Si vous y réfléchissez, l'intérieur de votre propre esprit est la seule chose dont vous puissiez être sûr.

Tout ce que vous croyez - que ce soit à propos du soleil, de la lune et des étoiles, de la maison et du quartier dans lequel vous vivez, de l'histoire, de la science, des autres gens, même de l'existence de votre propre corps - est basé sur vos expériences et vos pensées, vos sentiments et vos impressions sensorielles. C'est tout ce que vous avez pour vous en sortir directement, que vous voyiez le livre entre vos mains, que vous sentiez le sol sous vos pieds, que vous vous souveniez que George Washington a été le premier président des États-Unis ou que l'eau est H2O. Tout le reste est plus éloigné de vous que vos expériences et pensées intérieures, et ne vous parvient qu'à travers elles.

D'ordinaire, vous n'avez aucun doute sur l'existence du sol sous vos pieds, ni de l'arbre devant la fenêtre, ni de vos propres dents. En fait, la plupart du temps, vous ne pensez même pas aux états mentaux qui vous font prendre conscience de ces choses : vous semblez en être directement conscient. Mais comment savez-vous qu'ils existent vraiment ?

Si vous essayez d'argumenter qu'il doit y avoir un monde physique extérieur, parce que vous ne verriez pas de bâtiments, de personnes ou d'étoiles s'il n'y avait pas de choses là-bas qui réfléchissaient ou projetaient de la lumière dans vos yeux et provoquaient vos expériences visuelles, la réponse est évidente : Comment le savez-vous ? Ce n'est qu'une autre affirmation sur le monde extérieur et votre relation avec lui, et elle doit être basée sur l'évidence de vos sens. Mais vous ne pouvez vous fier à cette preuve spécifique sur la façon dont les expériences visuelles sont causées que si vous pouvez déjà vous fier en général au contenu de votre esprit pour vous renseigner sur le monde extérieur. Et c'est exactement ce qui a été remis en question. Si vous essayez de prouver la fiabilité de vos impressions en faisant appel à vos impressions, vous argumentez en cercle vicieux et vous n'irez nulle part.
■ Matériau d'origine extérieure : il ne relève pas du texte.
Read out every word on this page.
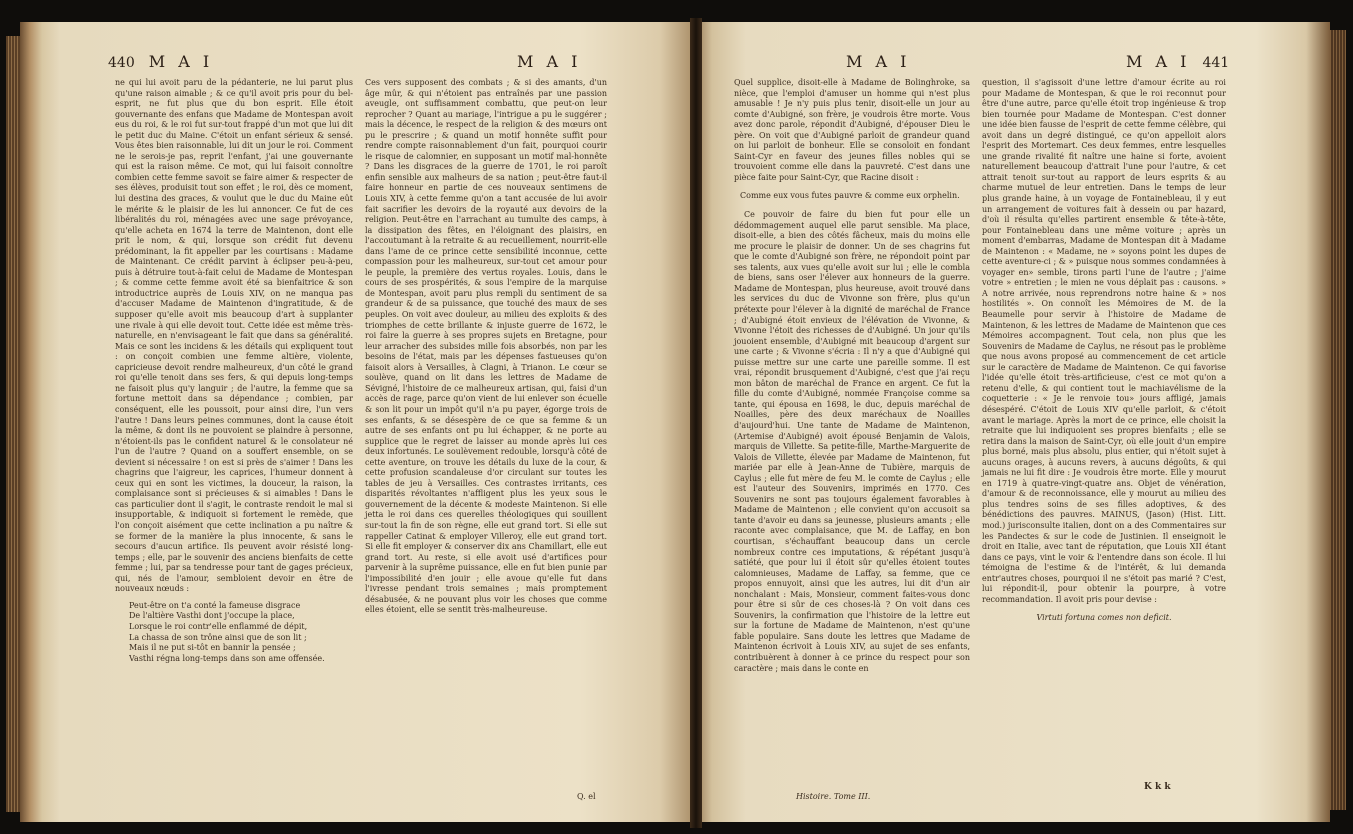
440 M A I	M A I

ne qui lui avoit paru de la pédanterie, ne lui parut plus qu'une raison aimable ; & ce qu'il avoit pris pour du bel-esprit, ne fut plus que du bon esprit. Elle étoit gouvernante des enfans que Madame de Montespan avoit eus du roi, & le roi fut sur-tout frappé d'un mot que lui dit le petit duc du Maine. C'étoit un enfant sérieux & sensé. Vous êtes bien raisonnable, lui dit un jour le roi. Comment ne le serois-je pas, reprit l'enfant, j'ai une gouvernante qui est la raison même. Ce mot, qui lui faisoit connoître combien cette femme savoit se faire aimer & respecter de ses élèves, produisit tout son effet ; le roi, dès ce moment, lui destina des graces, & voulut que le duc du Maine eût le mérite & le plaisir de les lui annoncer. Ce fut de ces libéralités du roi, ménagées avec une sage prévoyance, qu'elle acheta en 1674 la terre de Maintenon, dont elle prit le nom, & qui, lorsque son crédit fut devenu prédominant, la fit appeller par les courtisans : Madame de Maintenant. Ce crédit parvint à éclipser peu-à-peu, puis à détruire tout-à-fait celui de Madame de Montespan ; & comme cette femme avoit été sa bienfaitrice & son introductrice auprès de Louis XIV, on ne manqua pas d'accuser Madame de Maintenon d'ingratitude, & de supposer qu'elle avoit mis beaucoup d'art à supplanter une rivale à qui elle devoit tout. Cette idée est même très-naturelle, en n'envisageant le fait que dans sa généralité. Mais ce sont les incidens & les détails qui expliquent tout : on conçoit combien une femme altière, violente, capricieuse devoit rendre malheureux, d'un côté le grand roi qu'elle tenoit dans ses fers, & qui depuis long-temps ne faisoit plus qu'y languir ; de l'autre, la femme que sa fortune mettoit dans sa dépendance ; combien, par conséquent, elle les poussoit, pour ainsi dire, l'un vers l'autre ! Dans leurs peines communes, dont la cause étoit la même, & dont ils ne pouvoient se plaindre à personne, n'étoient-ils pas le confident naturel & le consolateur né l'un de l'autre ? Quand on a souffert ensemble, on se devient si nécessaire ! on est si près de s'aimer ! Dans les chagrins que l'aigreur, les caprices, l'humeur donnent à ceux qui en sont les victimes, la douceur, la raison, la complaisance sont si précieuses & si aimables ! Dans le cas particulier dont il s'agit, le contraste rendoit le mal si insupportable, & indiquoit si fortement le remède, que l'on conçoit aisément que cette inclination a pu naître & se former de la manière la plus innocente, & sans le secours d'aucun artifice. Ils peuvent avoir résisté long-temps ; elle, par le souvenir des anciens bienfaits de cette femme ; lui, par sa tendresse pour tant de gages précieux, qui, nés de l'amour, sembloient devoir en être de nouveaux nœuds :

Peut-être on t'a conté la fameuse disgrace
De l'altière Vasthi dont j'occupe la place,
Lorsque le roi contr'elle enflammé de dépit,
La chassa de son trône ainsi que de son lit ;
Mais il ne put si-tôt en bannir la pensée ;
Vasthi régna long-temps dans son ame offensée.

Ces vers supposent des combats ; & si des amants, d'un âge mûr, & qui n'étoient pas entraînés par une passion aveugle, ont suffisamment combattu, que peut-on leur reprocher ? Quant au mariage, l'intrigue a pu le suggérer ; mais la décence, le respect de la religion & des mœurs ont pu le prescrire ; & quand un motif honnête suffit pour rendre compte raisonnablement d'un fait, pourquoi courir le risque de calomnier, en supposant un motif mal-honnête ? Dans les disgraces de la guerre de 1701, le roi paroît enfin sensible aux malheurs de sa nation ; peut-être faut-il faire honneur en partie de ces nouveaux sentimens de Louis XIV, à cette femme qu'on a tant accusée de lui avoir fait sacrifier les devoirs de la royauté aux devoirs de la religion. Peut-être en l'arrachant au tumulte des camps, à la dissipation des fêtes, en l'éloignant des plaisirs, en l'accoutumant à la retraite & au recueillement, nourrit-elle dans l'ame de ce prince cette sensibilité inconnue, cette compassion pour les malheureux, sur-tout cet amour pour le peuple, la première des vertus royales. Louis, dans le cours de ses prospérités, & sous l'empire de la marquise de Montespan, avoit paru plus rempli du sentiment de sa grandeur & de sa puissance, que touché des maux de ses peuples. On voit avec douleur, au milieu des exploits & des triomphes de cette brillante & injuste guerre de 1672, le roi faire la guerre à ses propres sujets en Bretagne, pour leur arracher des subsides mille fois absorbés, non par les besoins de l'état, mais par les dépenses fastueuses qu'on faisoit alors à Versailles, à Clagni, à Trianon. Le cœur se soulève, quand on lit dans les lettres de Madame de Sévigné, l'histoire de ce malheureux artisan, qui, faisi d'un accès de rage, parce qu'on vient de lui enlever son écuelle & son lit pour un impôt qu'il n'a pu payer, égorge trois de ses enfants, & se désespère de ce que sa femme & un autre de ses enfants ont pu lui échapper, & ne porte au supplice que le regret de laisser au monde après lui ces deux infortunés. Le soulèvement redouble, lorsqu'à côté de cette aventure, on trouve les détails du luxe de la cour, & cette profusion scandaleuse d'or circulant sur toutes les tables de jeu à Versailles. Ces contrastes irritants, ces disparités révoltantes n'affligent plus les yeux sous le gouvernement de la décente & modeste Maintenon. Si elle jetta le roi dans ces querelles théologiques qui souillent sur-tout la fin de son règne, elle eut grand tort. Si elle sut rappeller Catinat & employer Villeroy, elle eut grand tort. Si elle fit employer & conserver dix ans Chamillart, elle eut grand tort. Au reste, si elle avoit usé d'artifices pour parvenir à la suprême puissance, elle en fut bien punie par l'impossibilité d'en jouir ; elle avoue qu'elle fut dans l'ivresse pendant trois semaines ; mais promptement désabusée, & ne pouvant plus voir les choses que comme elles étoient, elle se sentit très-malheureuse.

Q. el
M A I	M A I 441

Quel supplice, disoit-elle à Madame de Bolinghroke, sa nièce, que l'emploi d'amuser un homme qui n'est plus amusable ! Je n'y puis plus tenir, disoit-elle un jour au comte d'Aubigné, son frère, je voudrois être morte. Vous avez donc parole, répondit d'Aubigné, d'épouser Dieu le père. On voit que d'Aubigné parloit de grandeur quand on lui parloit de bonheur. Elle se consoloit en fondant Saint-Cyr en faveur des jeunes filles nobles qui se trouvoient comme elle dans la pauvreté. C'est dans une pièce faite pour Saint-Cyr, que Racine disoit :

Comme eux vous futes pauvre & comme eux orphelin.

Ce pouvoir de faire du bien fut pour elle un dédommagement auquel elle parut sensible. Ma place, disoit-elle, a bien des côtés fâcheux, mais du moins elle me procure le plaisir de donner. Un de ses chagrins fut que le comte d'Aubigné son frère, ne répondoit point par ses talents, aux vues qu'elle avoit sur lui ; elle le combla de biens, sans oser l'élever aux honneurs de la guerre. Madame de Montespan, plus heureuse, avoit trouvé dans les services du duc de Vivonne son frère, plus qu'un prétexte pour l'élever à la dignité de maréchal de France ; d'Aubigné étoit envieux de l'élévation de Vivonne, & Vivonne l'étoit des richesses de d'Aubigné. Un jour qu'ils jouoient ensemble, d'Aubigné mit beaucoup d'argent sur une carte ; & Vivonne s'écria : Il n'y a que d'Aubigné qui puisse mettre sur une carte une pareille somme. Il est vrai, répondit brusquement d'Aubigné, c'est que j'ai reçu mon bâton de maréchal de France en argent. Ce fut la fille du comte d'Aubigné, nommée Françoise comme sa tante, qui épousa en 1698, le duc, depuis maréchal de Noailles, père des deux maréchaux de Noailles d'aujourd'hui. Une tante de Madame de Maintenon, (Artemise d'Aubigné) avoit épousé Benjamin de Valois, marquis de Villette. Sa petite-fille, Marthe-Marguerite de Valois de Villette, élevée par Madame de Maintenon, fut mariée par elle à Jean-Anne de Tubière, marquis de Caylus ; elle fut mère de feu M. le comte de Caylus ; elle est l'auteur des Souvenirs, imprimés en 1770. Ces Souvenirs ne sont pas toujours également favorables à Madame de Maintenon ; elle convient qu'on accusoit sa tante d'avoir eu dans sa jeunesse, plusieurs amants ; elle raconte avec complaisance, que M. de Laffay, en bon courtisan, s'échauffant beaucoup dans un cercle nombreux contre ces imputations, & répétant jusqu'à satiété, que pour lui il étoit sûr qu'elles étoient toutes calomnieuses, Madame de Laffay, sa femme, que ce propos ennuyoit, ainsi que les autres, lui dit d'un air nonchalant : Mais, Monsieur, comment faites-vous donc pour être si sûr de ces choses-là ? On voit dans ces Souvenirs, la confirmation que l'histoire de la lettre eut sur la fortune de Madame de Maintenon, n'est qu'une fable populaire. Sans doute les lettres que Madame de Maintenon écrivoit à Louis XIV, au sujet de ses enfants, contribuèrent à donner à ce prince du respect pour son caractère ; mais dans le conte en

question, il s'agissoit d'une lettre d'amour écrite au roi pour Madame de Montespan, & que le roi reconnut pour être d'une autre, parce qu'elle étoit trop ingénieuse & trop bien tournée pour Madame de Montespan. C'est donner une idée bien fausse de l'esprit de cette femme célèbre, qui avoit dans un degré distingué, ce qu'on appelloit alors l'esprit des Mortemart. Ces deux femmes, entre lesquelles une grande rivalité fit naître une haine si forte, avoient naturellement beaucoup d'attrait l'une pour l'autre, & cet attrait tenoit sur-tout au rapport de leurs esprits & au charme mutuel de leur entretien. Dans le temps de leur plus grande haine, à un voyage de Fontainebleau, il y eut un arrangement de voitures fait à dessein ou par hazard, d'où il résulta qu'elles partirent ensemble & tête-à-tête, pour Fontainebleau dans une même voiture ; après un moment d'embarras, Madame de Montespan dit à Madame de Maintenon : « Madame, ne » soyons point les dupes de cette aventure-ci ; & » puisque nous sommes condamnées à voyager en» semble, tirons parti l'une de l'autre ; j'aime votre » entretien ; le mien ne vous déplait pas : causons. » A notre arrivée, nous reprendrons notre haine & » nos hostilités ». On connoît les Mémoires de M. de la Beaumelle pour servir à l'histoire de Madame de Maintenon, & les lettres de Madame de Maintenon que ces Mémoires accompagnent. Tout cela, non plus que les Souvenirs de Madame de Caylus, ne résout pas le problème que nous avons proposé au commencement de cet article sur le caractère de Madame de Maintenon. Ce qui favorise l'idée qu'elle étoit très-artificieuse, c'est ce mot qu'on a retenu d'elle, & qui contient tout le machiavélisme de la coquetterie : « Je le renvoie tou» jours affligé, jamais désespéré. C'étoit de Louis XIV qu'elle parloit, & c'étoit avant le mariage. Après la mort de ce prince, elle choisit la retraite que lui indiquoient ses propres bienfaits ; elle se retira dans la maison de Saint-Cyr, où elle jouit d'un empire plus borné, mais plus absolu, plus entier, qui n'étoit sujet à aucuns orages, à aucuns revers, à aucuns dégoûts, & qui jamais ne lui fit dire : Je voudrois être morte. Elle y mourut en 1719 à quatre-vingt-quatre ans. Objet de vénération, d'amour & de reconnoissance, elle y mourut au milieu des plus tendres soins de ses filles adoptives, & des bénédictions des pauvres. MAINUS, (Jason) (Hist. Litt. mod.) jurisconsulte italien, dont on a des Commentaires sur les Pandectes & sur le code de Justinien. Il enseignoit le droit en Italie, avec tant de réputation, que Louis XII étant dans ce pays, vint le voir & l'entendre dans son école. Il lui témoigna de l'estime & de l'intérêt, & lui demanda entr'autres choses, pourquoi il ne s'étoit pas marié ? C'est, lui répondit-il, pour obtenir la pourpre, à votre recommandation. Il avoit pris pour devise :

Virtuti fortuna comes non deficit.
Histoire. Tome III.
K k k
Les choses vous sembleraient-elles différentes si en fait toutes ces choses n'existaient que dans votre esprit - si tout ce que vous preniez pour le monde réel extérieur n'était qu'un rêve ou une hallucination géante, dont vous ne vous réveillerez jamais ? Si c'était comme ça, alors bien sûr vous ne pourriez pas vous réveiller, comme vous le pouvez d'un rêve, parce que cela signifierait qu'il n'y a pas de monde "réel" dans lequel se réveiller. Ce ne serait donc pas exactement comme un rêve ou une hallucination normale. Comme nous pensons habituellement aux rêves, ils se déroulent dans l'esprit de personnes qui sont réellement allongées dans un vrai lit dans une vraie maison, même si dans le rêve elles fuient une tondeuse à gazon homicide dans les rues de Kansas City. Nous supposons également que les rêves normaux dépendent de ce qui se passe dans le cerveau du rêveur pendant son sommeil.

Mais toutes vos expériences ne pourraient-elles pas être comme un rêve géant sans monde extérieur en dehors de lui ? Comment pouvez-vous savoir que ce n'est pas ce qui se passe ? Si toute votre expérience était un rêve sans rien à l'extérieur, alors toute preuve que vous essayeriez d'utiliser pour vous prouver qu'il existe un monde extérieur ne serait qu'une partie du rêve. Si vous frappiez à la table ou vous vous pinciez, vous entendriez le coup et sentiriez le pincement, mais ce ne serait qu'une chose de plus qui se passerait dans votre esprit comme tout le reste. Cela ne sert à rien : si vous voulez savoir si ce qui est à l'intérieur de votre esprit est un guide pour ce qui est à l'extérieur de votre esprit, vous ne pouvez pas dépendre de l'apparence des choses - de l'intérieur de votre esprit - pour vous donner la réponse.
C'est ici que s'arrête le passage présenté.